I was born and raised in Slough; a diverse and bustling urban environment which is about as far from the green and rural idyll of Dorset that you can get. But that didn’t ever stop me from loving the outdoors or having a passion for the coast. Every year, my family would go for a short summer pilgrimage to the Isle of Wight; a kind of seaside and samosa type of holiday. Taking a ferry to the island seemed almost exotic, bringing back memories for my elders of the time when they travelled between Mumbai and Nairobi on steamships.
Walking along the coast path was never a past time that we considered as a leisurely activity. Walking was something you did for a purpose like going to the shops or dropping children off at school. Instead, we ate homemade Indian snacks on the beach whilst making sandcastles and looking at funny shaped pebbles on the beaches. I vividly remember my sari clad mum, my aunties and grandmother whooping with laughter as they ran in and out of the surf trying to avoid getting wet. We had no idea about the natural processes or the dangers of the coastal environment. On one occasion on a holiday to Dawlish Warren in Devon, we got completely caught out by the rising tide in a sandy inlet where we had set up our picnic. I remember being absolutely amazed how one minute we were making sandcastles and the next the water was up to our knees!

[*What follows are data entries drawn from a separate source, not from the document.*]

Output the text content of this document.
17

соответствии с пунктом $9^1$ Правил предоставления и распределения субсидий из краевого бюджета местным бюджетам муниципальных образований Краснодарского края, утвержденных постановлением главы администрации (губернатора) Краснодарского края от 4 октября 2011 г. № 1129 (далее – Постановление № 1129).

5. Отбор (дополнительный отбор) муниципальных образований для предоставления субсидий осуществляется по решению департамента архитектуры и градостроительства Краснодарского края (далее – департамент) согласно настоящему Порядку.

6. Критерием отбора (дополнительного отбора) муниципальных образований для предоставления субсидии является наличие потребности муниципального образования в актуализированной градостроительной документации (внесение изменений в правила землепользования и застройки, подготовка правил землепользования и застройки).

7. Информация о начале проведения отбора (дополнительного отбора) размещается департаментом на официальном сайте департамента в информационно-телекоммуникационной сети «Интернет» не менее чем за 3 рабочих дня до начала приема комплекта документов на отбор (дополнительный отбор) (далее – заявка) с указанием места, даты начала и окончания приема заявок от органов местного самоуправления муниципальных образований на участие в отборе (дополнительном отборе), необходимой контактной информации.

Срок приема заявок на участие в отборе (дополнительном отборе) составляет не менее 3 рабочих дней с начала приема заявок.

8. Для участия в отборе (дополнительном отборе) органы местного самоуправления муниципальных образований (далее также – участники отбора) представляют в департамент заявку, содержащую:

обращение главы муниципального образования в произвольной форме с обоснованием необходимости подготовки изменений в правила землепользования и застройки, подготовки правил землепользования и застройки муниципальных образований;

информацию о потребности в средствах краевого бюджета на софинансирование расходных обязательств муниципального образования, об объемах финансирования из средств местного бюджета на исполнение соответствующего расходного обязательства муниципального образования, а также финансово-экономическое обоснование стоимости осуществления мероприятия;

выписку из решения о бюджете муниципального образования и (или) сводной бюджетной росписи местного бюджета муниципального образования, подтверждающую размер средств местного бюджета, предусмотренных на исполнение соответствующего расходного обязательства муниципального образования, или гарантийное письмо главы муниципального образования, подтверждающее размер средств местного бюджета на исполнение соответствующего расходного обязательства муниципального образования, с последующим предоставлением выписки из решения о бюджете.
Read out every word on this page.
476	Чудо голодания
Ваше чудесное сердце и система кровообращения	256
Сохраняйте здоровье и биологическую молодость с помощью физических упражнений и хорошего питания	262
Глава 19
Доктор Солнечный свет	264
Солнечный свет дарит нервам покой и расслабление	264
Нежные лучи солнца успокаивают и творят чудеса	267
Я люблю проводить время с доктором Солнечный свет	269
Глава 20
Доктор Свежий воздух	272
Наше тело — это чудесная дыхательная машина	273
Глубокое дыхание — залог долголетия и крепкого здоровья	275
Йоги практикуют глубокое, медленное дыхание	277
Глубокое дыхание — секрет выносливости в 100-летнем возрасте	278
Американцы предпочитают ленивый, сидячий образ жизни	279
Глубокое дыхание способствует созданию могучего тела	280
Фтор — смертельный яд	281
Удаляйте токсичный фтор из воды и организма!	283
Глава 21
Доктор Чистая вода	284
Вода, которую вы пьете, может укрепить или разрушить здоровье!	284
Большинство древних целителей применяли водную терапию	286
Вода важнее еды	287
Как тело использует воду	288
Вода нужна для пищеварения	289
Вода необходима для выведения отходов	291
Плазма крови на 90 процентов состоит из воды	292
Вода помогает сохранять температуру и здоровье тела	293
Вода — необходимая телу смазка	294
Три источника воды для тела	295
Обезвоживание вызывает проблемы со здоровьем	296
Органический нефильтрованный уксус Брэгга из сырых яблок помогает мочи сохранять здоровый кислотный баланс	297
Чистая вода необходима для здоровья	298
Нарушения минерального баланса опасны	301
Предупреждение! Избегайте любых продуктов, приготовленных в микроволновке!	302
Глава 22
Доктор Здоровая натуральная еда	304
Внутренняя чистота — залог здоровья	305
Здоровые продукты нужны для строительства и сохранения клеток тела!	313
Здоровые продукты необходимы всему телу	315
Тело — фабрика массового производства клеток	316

Now when my family from Slough visit me here in Dorset, we often visit the coast and I still experience that sense of newness and discovery through their eyes. Walking has now become for us a leisurely past time, and with it we have gained a far greater sense of awareness and respect for this dynamic natural environment. We often walk past the same kind of outdoorsy looking people wearing Gore-tex jackets and tough looking boots. It makes me smile, because I think as long as you have a pair of comfortable shoes that you don’t mind getting a bit muddy or sandy and a rain jacket to keep you dry if rain is forecast, you will still see and experience the same things.
Ensuring that you can understand the tide times is important, particularly if you are out on a beach that is liable to be cut off. The tides refer to the rise and fall of a body of water, such as the sea, and it is caused by the interaction between the moon, sun and Earth. In the UK, we experience two high tides and two low tides each day. You can check the tides at BBC Weather online and it will tell you crucially what time the high tide is expected.
For example, if High Tide at Lyme Regis is at 11.47am, you could plan to have fish and chips for lunch in town and then head off for a walk along the beach towards Charmouth about 1.00pm, noting that low tide is at 17.03pm. In short, it’s always a good idea to go out walking on a falling tide (when the sea is going out) so you have plenty of time to walk along the beach and get back again without being cut off by the sea.
Some good beginner routes include the walk from Lyme Regis to Charmouth, Knoll Beach to Old Harry Rocks and also the route from Lulworth Cove to Durdle Door. I have taken my mum on all of these walks in her trainers and her battered old coat, and she has loved them. So what are you waiting for? Have a look at our Jurassic Coast Walking Tips below, then pack your sense of adventure, a couple of tasty Indian snacks and off you go!
Jurassic Coast Walking Tips:
• If you are not sure where to start a walk, take a look at our walking guides.
• If it’s going to rain, take a waterproof coat. Umbrellas on the coast tend to get blown inside out!
• Wear shoes that you don’t mind getting muddy or wet.
• Take a bottle of water, some snacks or a packed lunch to keep you going.
• If you are on a cliff top walk, stay well away from the edge of the cliffs. Also make sure you and your family and friends are comfortable with heights.
• If you are walking along the beach, make sure you check the tide times before you go.
• Take all your litter home with you.